Everyday was different, a new adventure, a new discovery.
Vik, a small village on the South coast of Iceland, is famous for its beach, Reynisfjara, a black sand beach (made out of lava), with impressive basalt columns and lava formations. According to the legend, Reynisdrangar formations, the basalt sea stacks, are trolls which were caught in dailight and got turned into stones, while trying to pull a ship out of the sea.
We spent quite a lot of time during that day, walking on the beach, trying to capture the rocks, the water, the sand. From above, from beneath, close from the water, far from it. But the weather was not that great. Not particularly sunny, not enough cloudy to convey a specific atmosphere.
Quick Photo Tips
The pictures that illustrate this page are the exact pictures I took on that evening. No editing, no post production. Nothing. Directly from the camera. With one lens and no filter. However I do like them as they are, the colors are stunning just by themselves.
This is a good reminder that photography is above all about light ! If you have a beautiful light, a bit part of the job is done.

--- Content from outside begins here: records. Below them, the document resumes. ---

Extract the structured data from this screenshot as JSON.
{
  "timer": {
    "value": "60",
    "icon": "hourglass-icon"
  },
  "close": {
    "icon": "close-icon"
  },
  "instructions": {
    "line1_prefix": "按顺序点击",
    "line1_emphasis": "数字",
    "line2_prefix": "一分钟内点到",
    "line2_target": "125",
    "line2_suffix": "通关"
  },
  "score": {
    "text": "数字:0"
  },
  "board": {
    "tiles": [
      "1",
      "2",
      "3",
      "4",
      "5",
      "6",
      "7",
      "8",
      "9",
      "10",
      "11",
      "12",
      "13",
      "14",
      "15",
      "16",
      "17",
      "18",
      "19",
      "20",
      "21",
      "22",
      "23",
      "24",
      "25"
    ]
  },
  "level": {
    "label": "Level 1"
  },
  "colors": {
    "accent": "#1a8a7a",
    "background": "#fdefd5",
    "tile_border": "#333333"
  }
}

Then, how do you make sure to capture properly a landscape at sunset, without having the most professional equipment ?
- Tripod and Speed : If you shoot a sunset, you will likely need a tripod or a flat place to put your camera. You don’t want to go to high on your ISO (especially if your camera body can’t do it without losing in quality). Which means you will sooner than later have to put a slow speed. You need to be stable to avoid blurry pictures. So, bring a tripod or a monopod with you, or find a flat spot (a stone for instance) where you can put your camera.

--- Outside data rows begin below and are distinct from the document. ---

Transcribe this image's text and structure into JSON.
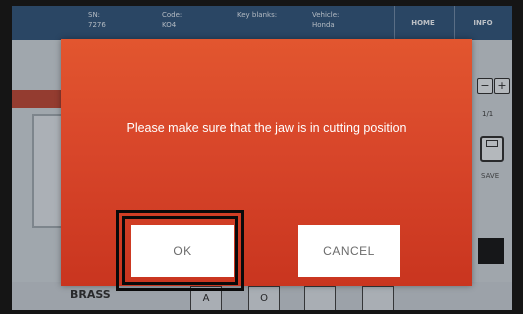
{
  "header": {
    "col1_title": "SN:",
    "col1_value": "7276",
    "col2_title": "Code:",
    "col2_value": "KO4",
    "col3_title": "Key blanks:",
    "col4_title": "Vehicle:",
    "col4_value": "Honda",
    "home_label": "HOME",
    "info_label": "INFO"
  },
  "right_panel": {
    "page_indicator": "1/1",
    "save_label": "SAVE"
  },
  "bottom_bar": {
    "material_label": "BRASS",
    "btn_a_label": "A",
    "btn_o_label": "O"
  },
  "dialog": {
    "message": "Please make sure that the jaw is in cutting position",
    "ok_label": "OK",
    "cancel_label": "CANCEL"
  },
  "colors": {
    "dialog_top": "#e2562f",
    "dialog_bottom": "#c9351f",
    "button_bg": "#ffffff",
    "topbar": "#2b4f75"
  }
}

- Aperture : Most of the time, for landscape pictures, you will use an aperture between f/8 and f/11 to get more details of the scene into focus. However, if you want to capture a moving piece (the puffins for instance) you may need to increase your speed, and, as a result, put a wider aperture.
- White balance : The warmer your white balance, the more orange your picture will look. The colder, the bluer. By playing with it, you can highlight the atmosphere of the scene.

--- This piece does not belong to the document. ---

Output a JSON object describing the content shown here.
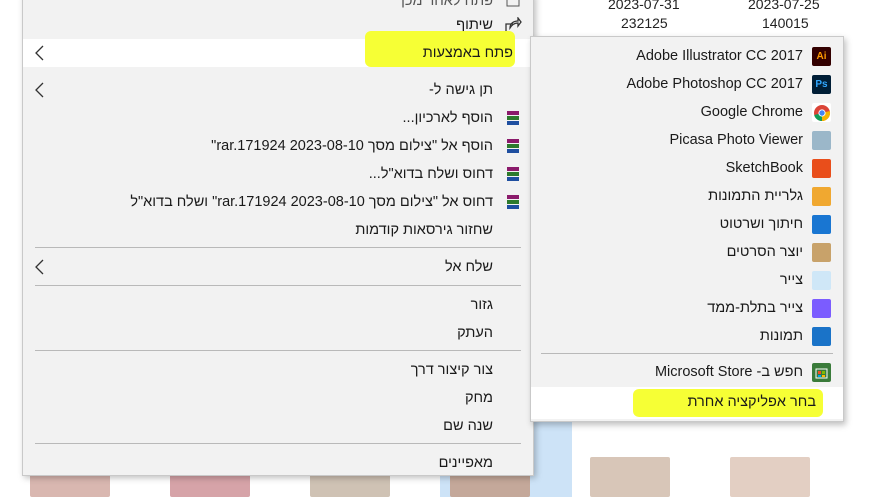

- Nikon Picture Control (Picture Syles for Canon): These are Nikon built-in presets and a great tool to change the parameters directly on the camera, instead of later on the computer. Preset profiles include Neutral, Portrait, Vivid, etc. Each of them encompasses items to optimise pictures : contrast, clarity, brightness, saturation. I have customized each profile to my liking. I tend to shoot a lot in « Vivid ». This way, when my pictures get out of the camera, they will require less, or even none, editing.
Quick Travel Tips
- In summer times, the days are particularly long in Iceland. This is the Midnight Sun. It can feel quite strange but it is also amazing to be out at 11pm with a relatively light sky. It gives extra time for sightseeing with fewer travelers around ! Bring a sleep mask with you if you struggle to fall asleep with light.
- Even tough you are here in summer, it can get pretty chilly, especially with the wind. Have layers and some warm clothes with you !
- As always with that type of places, it can get crowded as it is increasingly popular. Come for sunrise, for sunset, and you will start avoiding the busses.
- If you don’t have a guide, you will likely drive on your own. This means a lot of driving and planning ahead. So make sure you are well prepared (next fuel stations, snacks, check the roads which may be closed due to snow, even in summer).
- As always, you will learn a lot by having a guide with you. Our guide was Icelandic and knew the place like his pocket. There are a lof of stories, legends, which are great to be aware of. Similarly, having a photographer, someone who already knows the right spots, the hidden gems, will be extremely valuable, on top of learning photography tips. Patrick Dieudonne was our photographer guide. I would highly recommend him. Also Alexandre Deschaumes, a friend, and an artist I really admire, regularly organises photo trips there.